Russia, China secretly insert malicious code in open-source software, says new report

As businesses and government services continue to adopt open-source software, a new report indicates that foreign actors are secretly infiltrating software infrastructure to advance malicious goals. 

According to the report from strategic intelligence company Strider, the widespread adoption of OSS has outpaced the development of relevant cybersecurity measures, allowing well-trained “advanced persistent threat groups” to insert malicious code into widely used software.

OSS is source code that is publicly available and licensed for use by any party. The code is often available for free and is open to modification by anyone. The report argues that this philosophy has allowed state-affiliated actors from Russia, China and North Korea to distribute malicious code.

“The realities of our geopolitical situation require new approaches to protect that open environment,” the Strider report reads. “State-sponsored cyber threat groups, like APT41 (PRC), Lazarus Group (North Korea), and Cozy Bear (Russia), have exploited open source platforms such as GitHub to further their governments’ strategic objectives.”

Some studies indicate that more than 90% of modern applications contain open-source code, and a large portion of commercial code bases incorporate some OSS.

Due to the widespread use of OSS in enterprise applications, a single line of malicious code inserted by staff-affiliated actors can have a cascading effect across various industries, the report noted. Such infiltrations can lead to “operational disruptions, data breaches, unauthorized access to sensitive information, and reputational damage.”

According to Strider, adding malicious code to popular OSS is not a quick and easy scam for advanced persistent threat groups. Sometimes, actors will spend years building respectable reputations before adding their own harmful code. 

“In some of these incidents that we’ve seen, people are taking years to gain trust and contributing sometimes 40, 50 times to a code before they start injecting a malicious backdoor that you don’t catch because it’s not being moderated or they’ve reached a status of a maintainer so that they can approve their own code,” Strider Director of Global Communications Paige Waltz said. “So there’s inherent risk when someone is playing the long game.”

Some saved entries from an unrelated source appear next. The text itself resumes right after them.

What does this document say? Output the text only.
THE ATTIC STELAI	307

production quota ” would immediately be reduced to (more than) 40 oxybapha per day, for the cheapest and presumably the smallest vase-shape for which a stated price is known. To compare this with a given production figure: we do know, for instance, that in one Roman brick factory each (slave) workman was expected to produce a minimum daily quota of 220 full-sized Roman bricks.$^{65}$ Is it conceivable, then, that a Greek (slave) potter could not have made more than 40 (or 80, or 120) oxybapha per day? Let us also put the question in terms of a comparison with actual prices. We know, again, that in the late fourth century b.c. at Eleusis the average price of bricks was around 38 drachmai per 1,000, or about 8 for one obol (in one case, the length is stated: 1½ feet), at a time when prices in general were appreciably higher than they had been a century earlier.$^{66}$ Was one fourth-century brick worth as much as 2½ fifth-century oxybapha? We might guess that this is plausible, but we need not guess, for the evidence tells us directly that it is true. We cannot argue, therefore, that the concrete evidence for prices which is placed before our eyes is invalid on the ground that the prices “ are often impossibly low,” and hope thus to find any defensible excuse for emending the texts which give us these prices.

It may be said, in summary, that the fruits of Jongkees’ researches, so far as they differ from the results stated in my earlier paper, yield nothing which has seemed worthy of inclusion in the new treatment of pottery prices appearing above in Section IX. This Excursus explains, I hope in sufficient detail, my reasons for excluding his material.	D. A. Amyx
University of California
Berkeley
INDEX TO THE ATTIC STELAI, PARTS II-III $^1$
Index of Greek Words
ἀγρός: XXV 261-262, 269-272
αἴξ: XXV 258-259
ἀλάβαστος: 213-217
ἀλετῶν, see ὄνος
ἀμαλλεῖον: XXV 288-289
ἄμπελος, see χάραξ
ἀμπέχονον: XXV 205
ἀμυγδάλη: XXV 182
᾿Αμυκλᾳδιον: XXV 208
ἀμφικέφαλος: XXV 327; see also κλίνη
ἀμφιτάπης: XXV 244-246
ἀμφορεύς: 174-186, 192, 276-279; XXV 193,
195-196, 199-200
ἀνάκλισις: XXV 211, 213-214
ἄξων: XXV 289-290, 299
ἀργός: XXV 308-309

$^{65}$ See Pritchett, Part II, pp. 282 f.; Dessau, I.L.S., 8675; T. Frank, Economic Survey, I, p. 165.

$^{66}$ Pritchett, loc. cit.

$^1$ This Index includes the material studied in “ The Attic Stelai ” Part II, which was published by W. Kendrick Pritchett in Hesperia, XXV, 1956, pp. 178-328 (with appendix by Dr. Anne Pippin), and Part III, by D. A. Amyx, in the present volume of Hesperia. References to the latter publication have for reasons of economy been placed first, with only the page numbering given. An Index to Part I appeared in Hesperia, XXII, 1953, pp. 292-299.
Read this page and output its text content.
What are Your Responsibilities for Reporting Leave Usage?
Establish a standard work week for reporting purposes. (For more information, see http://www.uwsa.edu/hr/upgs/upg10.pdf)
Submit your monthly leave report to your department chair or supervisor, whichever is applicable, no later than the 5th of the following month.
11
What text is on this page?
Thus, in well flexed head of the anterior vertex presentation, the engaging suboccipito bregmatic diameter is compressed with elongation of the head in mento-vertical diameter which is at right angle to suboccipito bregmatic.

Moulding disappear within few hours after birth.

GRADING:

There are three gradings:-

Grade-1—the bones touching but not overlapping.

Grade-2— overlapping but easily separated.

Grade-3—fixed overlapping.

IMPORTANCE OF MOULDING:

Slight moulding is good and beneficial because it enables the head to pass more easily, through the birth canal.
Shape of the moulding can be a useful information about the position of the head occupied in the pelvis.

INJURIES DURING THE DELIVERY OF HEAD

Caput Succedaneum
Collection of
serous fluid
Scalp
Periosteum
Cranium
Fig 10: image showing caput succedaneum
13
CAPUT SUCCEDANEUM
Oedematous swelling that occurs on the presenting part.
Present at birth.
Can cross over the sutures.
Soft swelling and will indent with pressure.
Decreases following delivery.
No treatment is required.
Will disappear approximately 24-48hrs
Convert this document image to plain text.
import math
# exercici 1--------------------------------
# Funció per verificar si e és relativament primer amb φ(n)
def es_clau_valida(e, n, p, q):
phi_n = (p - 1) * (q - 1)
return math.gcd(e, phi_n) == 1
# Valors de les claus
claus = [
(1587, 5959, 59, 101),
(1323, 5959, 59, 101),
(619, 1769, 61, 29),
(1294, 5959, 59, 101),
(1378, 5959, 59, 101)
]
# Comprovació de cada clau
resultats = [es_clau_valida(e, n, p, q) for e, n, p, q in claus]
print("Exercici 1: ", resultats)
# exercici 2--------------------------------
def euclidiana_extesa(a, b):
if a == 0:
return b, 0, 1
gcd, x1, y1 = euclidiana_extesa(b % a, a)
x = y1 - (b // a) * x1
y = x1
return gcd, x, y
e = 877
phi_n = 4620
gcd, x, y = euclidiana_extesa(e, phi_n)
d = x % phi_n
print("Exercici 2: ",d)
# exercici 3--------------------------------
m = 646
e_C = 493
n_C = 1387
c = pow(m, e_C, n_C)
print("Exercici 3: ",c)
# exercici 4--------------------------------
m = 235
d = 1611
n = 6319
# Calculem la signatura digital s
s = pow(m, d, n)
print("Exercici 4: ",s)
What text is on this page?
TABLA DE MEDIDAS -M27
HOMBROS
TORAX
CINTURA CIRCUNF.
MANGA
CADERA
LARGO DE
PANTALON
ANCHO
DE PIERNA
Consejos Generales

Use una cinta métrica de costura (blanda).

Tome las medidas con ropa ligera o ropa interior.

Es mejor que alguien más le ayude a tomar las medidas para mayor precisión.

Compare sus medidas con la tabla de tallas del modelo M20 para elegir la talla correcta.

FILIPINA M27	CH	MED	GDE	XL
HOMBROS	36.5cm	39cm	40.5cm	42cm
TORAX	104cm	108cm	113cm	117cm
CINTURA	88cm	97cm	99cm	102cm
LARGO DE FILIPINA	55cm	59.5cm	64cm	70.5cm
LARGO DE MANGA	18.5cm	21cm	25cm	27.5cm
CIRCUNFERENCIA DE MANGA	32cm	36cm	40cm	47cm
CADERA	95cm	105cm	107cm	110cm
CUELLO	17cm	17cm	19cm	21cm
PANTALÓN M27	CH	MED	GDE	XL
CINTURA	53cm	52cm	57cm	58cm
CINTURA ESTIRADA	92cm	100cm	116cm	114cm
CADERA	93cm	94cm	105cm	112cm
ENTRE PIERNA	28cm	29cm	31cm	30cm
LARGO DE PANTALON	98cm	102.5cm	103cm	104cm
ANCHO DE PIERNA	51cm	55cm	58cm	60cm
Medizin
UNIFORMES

As an example, Strider’s report cites the Log4Shell vulnerability exploitation incident from 2021, where hackers leveraged the vulnerability of OSS to execute arbitrary code. The incident led to massive data breaches and compromised systems across various sectors.

Cybersecurity firms and government intelligence agencies found that actors associated with China, North Korea, Iran and Turkey were involved in the breach. 

Strider reported that the Log4Shell breach cost affected organizations upwards of $90,000 in incident response per incident, with the total cost for the industry reaching in the billions. In 2023, nearly two years after the incident, 72% of affected organizations were still reporting active exploitation events. 

The Strider report suggests that businesses and government entities use a “contributor-focused approach” when structuring security measures. By focusing on who is contributing to the code used, organizations are able to make informed decisions about the software they adopt.